Discussing this case and its relation to the CCPA, Hartley, who represents the plaintiffs, said “this [litigation] could be a test case of sorts for the new California Consumer Privacy Act. This is the kind of conduct, frankly, that that law was passed to address…and, at least in California, we’re taking measures to protect our consumers and, in this respect, it may become a leader for a lot of other states and I hope that it does.”

The CCPA adds another layer of consumer protection because it provides for statutory damages, which other statutes that would normally be used in this kind of lawsuit do not yet provide. Speaking broadly about the CCPA, Hartley stated that the statute went into effect in January and as a result, “the jury is still out, literally and figuratively, as to what kind of teeth that statute really is going to have. It changes the law a little bit in that it’s relatively broad in the kind of data that it encompasses, and also provides for statutory damages. So, if Zoom or any other corporation that might be violating the law doesn’t act quickly, it’s on the hook statutorily, and that’s a big difference from the normal data breach cases because the fact remains that it’s very difficult to prove actual damages because your data is getting out there through any number of ways, so it’s hard to trace it…if it was because of a breach of your account with Home Depot or your Zoom account or any other entity…so actual damages are always very difficult to prove in a case. The California statute says ‘well in addition to that, proving actual damages, you’ve got statutory damages. I think that’s a big stick for corporations to be as responsible as they should already have been with your personal information.”

Consumers have filed suits against other corporations, such as Salesforce and Hanna Andersson, claiming that they violated the CCPA. For example, in the Salesforce and Hanna Andersson suit, the plaintiffs argue that the data breach resulted in the dissemination of consumers’ data on the dark web. Meanwhile, companies, such as Avast tout that they are CCPA compliant and advertisers have asked California to delay enforcing the statute arguing that the resources that would normally be used to ensure CCPA compliance have instead been used to deal with the COVID-19 pandemic. These examples highlight the potential strength and importance of the statute.

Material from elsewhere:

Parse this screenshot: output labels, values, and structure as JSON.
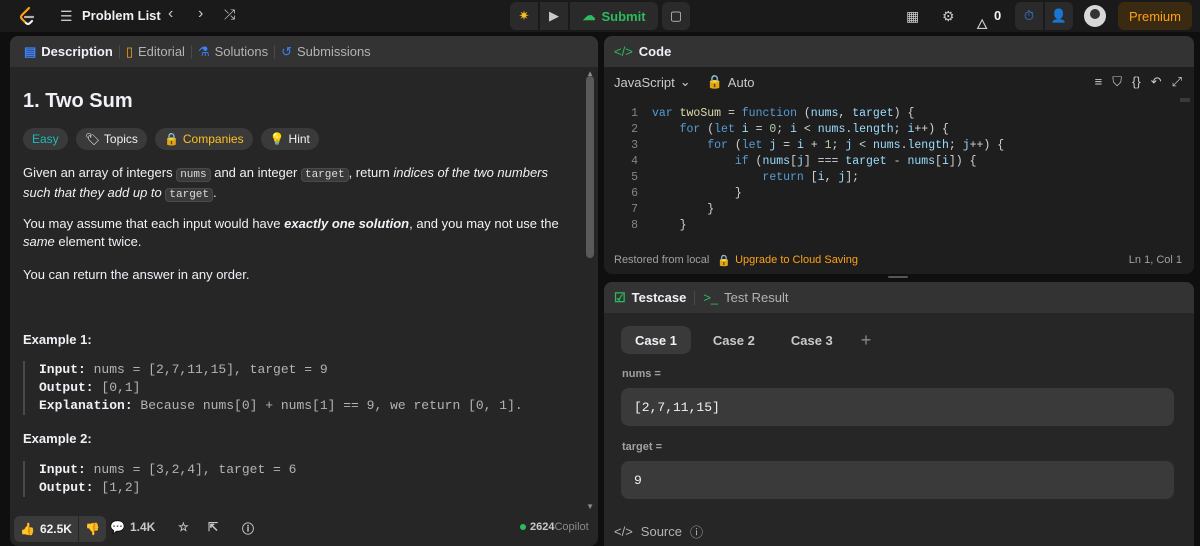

In March and April, Zoom made public statements about the incidents and its overall privacy and security practices, which it has worked to quickly resolve. Hartley pointed out Zoom’s quick action and compared it to other companies, who have lagged when resolving breaches, believing this action has most likely helped Zoom. He added that the “new California Consumer Privacy Act, which incentivizes companies…at least in California, to take quick action to address these kinds of failures and unwanted disclosure of personal information” could have been one of the factors that motivated Zoom to act quickly, ultimately helping consumers because of its quick response and action.

The statute could also benefit consumers through its statutory damages clause. Hartley said the CCPA “helped us in drafting the complaint because there aren’t many statutes, frankly, that you can sue under in a data breach or privacy case that provides for actual remunerations for the victims…so, having a statutory damage is very powerful in protecting consumer rights.” He added that “the statutory damages in there can be significant because it provides for up to $100 per person and $750 per consumer per incident, so that can add up when you’ve got as many as millions of [users harmed at the]…fault of Zoom, it’s a big deal for a company like that.”

When asked about what consumers can legally and reasonably expect companies to protect, Hartley responded that “the massive data breach cases that myself and my colleagues have pursued have done a good job of keeping corporate America on notice that consumers aren’t going to tolerate irresponsible disclosure of their personal data…First of all, there are some data that in all fairness most companies really take dramatic efforts to protect and those are because they come with statutory damages for disclosure. For example, your personal medical history, your social security number; so, there are teeth in the legislation regarding breaches of those laws and I hope that the California statute… advances that rationale to your simple personal information.”

Hartley concluded that “the bottom line is that I represent real people who have real damages and if Zoom is going to do right by them and give them their money back and fix the problems that they acknowledged that we alleged in the complaint, that’s fantastic… [and if they provide as a result,] a secure platform to use moving forward, I think that’s a win-win.”